Certain statements contained herein may constitute forward-looking statements and are made pursuant to the “safe harbor” provisions of Canadian provincial securities laws. Such forward-looking statements are subject to known and unknown risks, uncertainties and other factors which may cause the actual results, performance or achievements of Fairfax to be materially different from any future results, performance or achievements expressed or implied by such forward-looking statements.
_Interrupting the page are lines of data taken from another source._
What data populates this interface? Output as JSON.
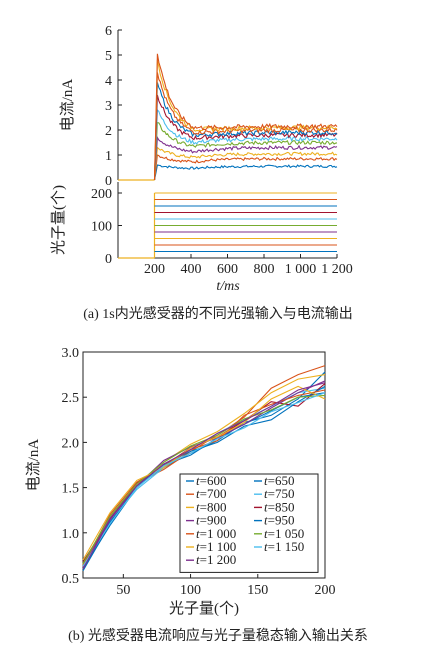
{
  "chart_data": [
    {
      "panel": "top",
      "type": "line",
      "ylabel": "电流/nA",
      "ylim": [
        0,
        6
      ],
      "yticks": [
        0,
        1,
        2,
        3,
        4,
        5,
        6
      ],
      "xlim": [
        0,
        1200
      ],
      "series": [
        {
          "color": "#0072BD",
          "peak": 0.6,
          "steady": 0.55
        },
        {
          "color": "#D95319",
          "peak": 1.0,
          "steady": 0.85
        },
        {
          "color": "#EDB120",
          "peak": 1.3,
          "steady": 1.05
        },
        {
          "color": "#7E2F8E",
          "peak": 1.7,
          "steady": 1.3
        },
        {
          "color": "#77AC30",
          "peak": 2.3,
          "steady": 1.5
        },
        {
          "color": "#4DBEEE",
          "peak": 2.8,
          "steady": 1.65
        },
        {
          "color": "#A2142F",
          "peak": 3.4,
          "steady": 1.8
        },
        {
          "color": "#0072BD",
          "peak": 3.9,
          "steady": 1.9
        },
        {
          "color": "#D95319",
          "peak": 4.3,
          "steady": 2.0
        },
        {
          "color": "#EDB120",
          "peak": 4.8,
          "steady": 2.1
        },
        {
          "color": "#D95319",
          "peak": 5.05,
          "steady": 2.15
        }
      ]
    },
    {
      "panel": "middle",
      "type": "line",
      "ylabel": "光子量(个)",
      "ylim": [
        0,
        200
      ],
      "yticks": [
        0,
        100,
        200
      ],
      "xlim": [
        0,
        1200
      ],
      "xticks": [
        200,
        400,
        600,
        800,
        1000,
        1200
      ],
      "xticklabels": [
        "200",
        "400",
        "600",
        "800",
        "1 000",
        "1 200"
      ],
      "xlabel": "t/ms",
      "step_x": 200,
      "levels": [
        20,
        40,
        60,
        80,
        100,
        120,
        140,
        160,
        180,
        200
      ]
    },
    {
      "panel": "bottom",
      "type": "line",
      "xlabel": "光子量(个)",
      "ylabel": "电流/nA",
      "xlim": [
        20,
        200
      ],
      "ylim": [
        0.5,
        3.0
      ],
      "xticks": [
        50,
        100,
        150,
        200
      ],
      "yticks": [
        0.5,
        1.0,
        1.5,
        2.0,
        2.5,
        3.0
      ],
      "yticklabels": [
        "0.5",
        "1.0",
        "1.5",
        "2.0",
        "2.5",
        "3.0"
      ],
      "x": [
        20,
        40,
        60,
        80,
        100,
        120,
        140,
        160,
        180,
        200
      ],
      "series": [
        {
          "name": "t=600",
          "color": "#0072BD",
          "values": [
            0.58,
            1.1,
            1.52,
            1.72,
            1.88,
            2.02,
            2.22,
            2.3,
            2.48,
            2.78
          ]
        },
        {
          "name": "t=650",
          "color": "#0072BD",
          "values": [
            0.6,
            1.08,
            1.5,
            1.75,
            1.86,
            2.05,
            2.2,
            2.35,
            2.5,
            2.55
          ]
        },
        {
          "name": "t=700",
          "color": "#D95319",
          "values": [
            0.62,
            1.15,
            1.55,
            1.7,
            1.9,
            2.08,
            2.28,
            2.6,
            2.75,
            2.85
          ]
        },
        {
          "name": "t=750",
          "color": "#4DBEEE",
          "values": [
            0.66,
            1.12,
            1.48,
            1.72,
            1.92,
            2.1,
            2.25,
            2.4,
            2.55,
            2.6
          ]
        },
        {
          "name": "t=800",
          "color": "#EDB120",
          "values": [
            0.65,
            1.18,
            1.52,
            1.78,
            1.98,
            2.12,
            2.32,
            2.55,
            2.7,
            2.75
          ]
        },
        {
          "name": "t=850",
          "color": "#A2142F",
          "values": [
            0.68,
            1.14,
            1.55,
            1.74,
            1.94,
            2.06,
            2.24,
            2.45,
            2.4,
            2.65
          ]
        },
        {
          "name": "t=900",
          "color": "#7E2F8E",
          "values": [
            0.62,
            1.16,
            1.52,
            1.8,
            1.95,
            2.05,
            2.2,
            2.38,
            2.55,
            2.68
          ]
        },
        {
          "name": "t=950",
          "color": "#0072BD",
          "values": [
            0.6,
            1.12,
            1.5,
            1.76,
            1.9,
            2.0,
            2.18,
            2.25,
            2.45,
            2.62
          ]
        },
        {
          "name": "t=1 000",
          "color": "#D95319",
          "values": [
            0.64,
            1.2,
            1.56,
            1.74,
            1.92,
            2.02,
            2.3,
            2.42,
            2.52,
            2.58
          ]
        },
        {
          "name": "t=1 050",
          "color": "#77AC30",
          "values": [
            0.66,
            1.18,
            1.54,
            1.78,
            1.96,
            2.08,
            2.26,
            2.36,
            2.5,
            2.52
          ]
        },
        {
          "name": "t=1 100",
          "color": "#EDB120",
          "values": [
            0.7,
            1.22,
            1.58,
            1.72,
            1.94,
            2.06,
            2.22,
            2.48,
            2.62,
            2.48
          ]
        },
        {
          "name": "t=1 150",
          "color": "#4DBEEE",
          "values": [
            0.63,
            1.1,
            1.5,
            1.74,
            1.88,
            2.04,
            2.16,
            2.34,
            2.44,
            2.55
          ]
        },
        {
          "name": "t=1 200",
          "color": "#7E2F8E",
          "values": [
            0.6,
            1.14,
            1.52,
            1.76,
            1.92,
            2.1,
            2.24,
            2.4,
            2.58,
            2.66
          ]
        }
      ]
    }
  ],
  "captions": {
    "a": "(a) 1s内光感受器的不同光强输入与电流输出",
    "b": "(b) 光感受器电流响应与光子量稳态输入输出关系"
  }
}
Such factors include, but are not limited to:
the failure to successfully complete the acquisition by Fairfax of all of the outstanding shares of Brit plc or to complete it on the currently proposed terms; a reduction in net earnings if our loss reserves are insufficient; underwriting losses on the risks we insure that are higher or lower than expected; the occurrence of catastrophic events with a frequency or severity exceeding our estimates; changes in market variables, including interest rates, foreign exchange rates, equity prices and credit spreads, which could negatively affect our investment portfolio; the cycles of the insurance market and general economic conditions, which can substantially influence our and our competitors’ premium rates and capacity to write new business; insufficient reserves for asbestos, environmental and other latent claims; exposure to credit risk in the event our reinsurers fail to make payments to us under our reinsurance arrangements; exposure to credit risk in the event our insureds, insurance producers or reinsurance intermediaries fail to remit premiums that are owed to us or failure by our insureds to reimburse us for deductibles that are paid by us on their behalf; the inability of our subsidiaries to maintain financial or claims paying ability ratings; risks associated with implementing our business strategies; the timing of claims payments being sooner or the receipt of reinsurance recoverables being later than anticipated by us; risks associated with our use of derivative instruments; the failure of our hedging methods to achieve their desired risk management objective; a decrease in the level of demand for insurance or reinsurance products, or increased competition in the insurance industry; the impact of emerging claim and coverage issues or the failure of any of the loss limitation methods we employ; our inability to access cash of our subsidiaries;
our inability to obtain required levels of capital on favourable terms, if at all; loss of key employees; our inability to obtain reinsurance coverage in sufficient amounts, at reasonable prices or on terms that adequately protect us; the passage of legislation subjecting our businesses to additional supervision or regulation, including additional tax regulation, in the United States, Canada or other jurisdictions in which we operate; risks associated with government investigations of, and litigation and negative publicity related to, insurance industry practice or any other conduct; risks associated with political and other developments in foreign jurisdictions in which we operate; risks associated with legal or regulatory proceedings or significant litigation; failures or security breaches of our computer and data processing systems; the influence exercisable by our significant shareholder; adverse fluctuations in foreign currency exchange rates; our dependence on independent brokers over whom we exercise little control; an impairment in the carrying value of our goodwill and indefinite-lived intangible assets; our failure to realize deferred income tax assets; and assessments and shared market mechanisms which may adversely affect our U.S. insurance subsidiaries. Additional risks and uncertainties are described in our most recently issued Annual Report which is available at www.fairfax.ca and in our Base Shelf Prospectus (under “Risk Factors”) filed with the securities regulatory authorities in Canada, which is available on SEDAR at www.sedar.com. Fairfax disclaims any intention or obligation to update or revise any forward-looking statements.